De derde okapi in deze zaal, een jong dat bij het koppel is opgesteld, is mogelijks een jong vrouwtje waarop al in 1902 door luitenant Anzélius in de bossen van de Ibina-regio werd gejaagd (in dat geval zou het om nr. 541 in de collecties van het museum gaan, geregistreerd in 1903).

 

Wetenschappers en Europese naties op zoek naar prestige

Rond de eeuwwisseling (19e - 20e eeuw) was de okapi het voorwerp van een ware Europese queeste. De nieuwsgierigheid werd vooral geprikkeld door reizigers die tussen 1880 en 1900 het noordoosten van Congo bezochten en een mysterieus dier beschreven.

De Engelsman Sir Harry Hamilton Johnston (1858-1927), de latere gouverneur van Oeganda, startte een zoektocht in 1899. Tijdens zijn reis kon hij echter slechts twee stroken huid  bemachtigen, die hij had gekregen van soldaten van de Weermacht. De studie ervan leidde tot de invoering van de wetenschappelijke naam Equus johnstoni door Sclater in 1901.

In datzelfde jaar slaagde Johnston erin een volledige okapihuid en twee schedels in handen te krijgen van Karl Erikson, de commandant Weermacht van de post in Beni.

De nieuwe elementen maakten duidelijk dat het niet om een zebra ging maar om een soort van een nieuw geslacht.

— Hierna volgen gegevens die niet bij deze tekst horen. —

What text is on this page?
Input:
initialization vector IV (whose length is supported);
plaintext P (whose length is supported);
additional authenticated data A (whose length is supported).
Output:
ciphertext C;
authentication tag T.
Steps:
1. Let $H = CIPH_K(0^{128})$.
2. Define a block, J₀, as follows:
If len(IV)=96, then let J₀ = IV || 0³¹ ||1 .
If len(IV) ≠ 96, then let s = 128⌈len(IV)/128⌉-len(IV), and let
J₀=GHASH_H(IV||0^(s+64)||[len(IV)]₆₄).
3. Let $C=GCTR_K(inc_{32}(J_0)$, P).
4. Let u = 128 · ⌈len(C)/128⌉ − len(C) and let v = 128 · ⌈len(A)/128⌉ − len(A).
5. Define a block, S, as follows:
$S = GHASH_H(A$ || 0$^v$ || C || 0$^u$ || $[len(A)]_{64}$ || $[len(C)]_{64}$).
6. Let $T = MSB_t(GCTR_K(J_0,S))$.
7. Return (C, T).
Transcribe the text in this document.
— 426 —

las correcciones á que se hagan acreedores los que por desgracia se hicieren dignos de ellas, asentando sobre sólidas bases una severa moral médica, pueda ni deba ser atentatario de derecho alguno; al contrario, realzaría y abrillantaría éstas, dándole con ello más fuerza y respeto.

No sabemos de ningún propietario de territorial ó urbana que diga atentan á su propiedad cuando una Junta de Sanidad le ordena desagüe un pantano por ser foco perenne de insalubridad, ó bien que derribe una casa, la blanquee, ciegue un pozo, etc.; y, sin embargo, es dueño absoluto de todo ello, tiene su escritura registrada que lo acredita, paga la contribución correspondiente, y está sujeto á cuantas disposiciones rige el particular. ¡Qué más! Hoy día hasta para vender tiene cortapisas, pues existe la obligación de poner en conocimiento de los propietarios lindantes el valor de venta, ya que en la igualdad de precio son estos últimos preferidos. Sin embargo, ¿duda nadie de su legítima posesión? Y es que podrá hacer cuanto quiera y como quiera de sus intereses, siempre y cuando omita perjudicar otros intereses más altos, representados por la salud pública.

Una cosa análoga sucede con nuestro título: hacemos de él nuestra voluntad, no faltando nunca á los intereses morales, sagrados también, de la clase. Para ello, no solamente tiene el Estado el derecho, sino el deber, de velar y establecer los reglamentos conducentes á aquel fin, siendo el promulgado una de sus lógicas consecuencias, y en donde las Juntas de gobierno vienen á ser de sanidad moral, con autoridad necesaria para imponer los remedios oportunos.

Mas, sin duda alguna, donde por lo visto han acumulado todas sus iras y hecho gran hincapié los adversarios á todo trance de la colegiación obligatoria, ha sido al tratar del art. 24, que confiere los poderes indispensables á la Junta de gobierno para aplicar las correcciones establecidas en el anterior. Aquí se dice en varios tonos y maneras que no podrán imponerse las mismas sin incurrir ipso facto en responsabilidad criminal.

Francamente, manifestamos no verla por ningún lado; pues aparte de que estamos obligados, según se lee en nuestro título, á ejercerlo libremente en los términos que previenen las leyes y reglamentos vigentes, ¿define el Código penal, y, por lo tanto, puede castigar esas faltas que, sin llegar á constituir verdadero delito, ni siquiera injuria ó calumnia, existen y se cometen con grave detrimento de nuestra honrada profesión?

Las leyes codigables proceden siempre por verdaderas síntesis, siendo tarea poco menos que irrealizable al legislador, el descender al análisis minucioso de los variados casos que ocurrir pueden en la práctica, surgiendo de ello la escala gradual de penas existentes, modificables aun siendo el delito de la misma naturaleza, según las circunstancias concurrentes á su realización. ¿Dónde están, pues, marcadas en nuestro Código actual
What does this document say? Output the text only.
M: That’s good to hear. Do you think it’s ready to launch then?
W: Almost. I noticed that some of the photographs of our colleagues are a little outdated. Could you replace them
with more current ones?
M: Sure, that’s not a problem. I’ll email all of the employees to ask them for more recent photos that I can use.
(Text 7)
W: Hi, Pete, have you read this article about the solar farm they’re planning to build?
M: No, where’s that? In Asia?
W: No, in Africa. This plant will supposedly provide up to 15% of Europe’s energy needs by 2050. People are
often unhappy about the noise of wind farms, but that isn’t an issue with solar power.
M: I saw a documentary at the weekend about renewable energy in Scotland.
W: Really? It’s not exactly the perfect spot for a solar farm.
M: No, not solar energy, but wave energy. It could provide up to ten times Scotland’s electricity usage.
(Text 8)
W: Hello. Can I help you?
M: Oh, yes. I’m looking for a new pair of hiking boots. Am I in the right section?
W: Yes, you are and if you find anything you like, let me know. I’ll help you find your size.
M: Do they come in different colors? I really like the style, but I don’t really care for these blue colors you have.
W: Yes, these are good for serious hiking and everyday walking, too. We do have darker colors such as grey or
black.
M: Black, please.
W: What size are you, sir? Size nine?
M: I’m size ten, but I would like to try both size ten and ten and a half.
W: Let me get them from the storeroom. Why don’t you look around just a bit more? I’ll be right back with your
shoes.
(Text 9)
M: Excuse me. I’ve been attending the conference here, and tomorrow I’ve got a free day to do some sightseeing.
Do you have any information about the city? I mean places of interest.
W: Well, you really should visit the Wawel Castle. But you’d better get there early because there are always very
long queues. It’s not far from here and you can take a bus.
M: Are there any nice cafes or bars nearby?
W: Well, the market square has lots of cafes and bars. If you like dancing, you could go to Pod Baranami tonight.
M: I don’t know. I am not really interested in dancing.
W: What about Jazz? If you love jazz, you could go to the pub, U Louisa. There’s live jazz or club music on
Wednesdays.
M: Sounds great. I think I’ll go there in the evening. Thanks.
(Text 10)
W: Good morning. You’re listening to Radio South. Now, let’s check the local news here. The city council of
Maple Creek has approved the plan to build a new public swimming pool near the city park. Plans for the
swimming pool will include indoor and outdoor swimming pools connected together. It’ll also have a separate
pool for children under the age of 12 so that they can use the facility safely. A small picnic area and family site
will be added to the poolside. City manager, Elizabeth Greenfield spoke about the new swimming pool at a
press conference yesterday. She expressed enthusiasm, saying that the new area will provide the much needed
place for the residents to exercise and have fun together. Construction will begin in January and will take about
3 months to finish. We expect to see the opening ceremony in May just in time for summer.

Het was Lankester die de naam veranderde in Okapia johnstoni.

Deze wetenschappelijke ontdekking gaf het startsein voor een wedloop tussen Engeland en België om specimens, waarvan de waarde bijgevolg sterk.  Het museum van Tervuren verwierf tussen 1902 en 1908 maar liefst 37 specimens van okapi’s, waaronder het jonge dier dat nu wordt tentoongesteld (Van Schuylenbergh 2020). 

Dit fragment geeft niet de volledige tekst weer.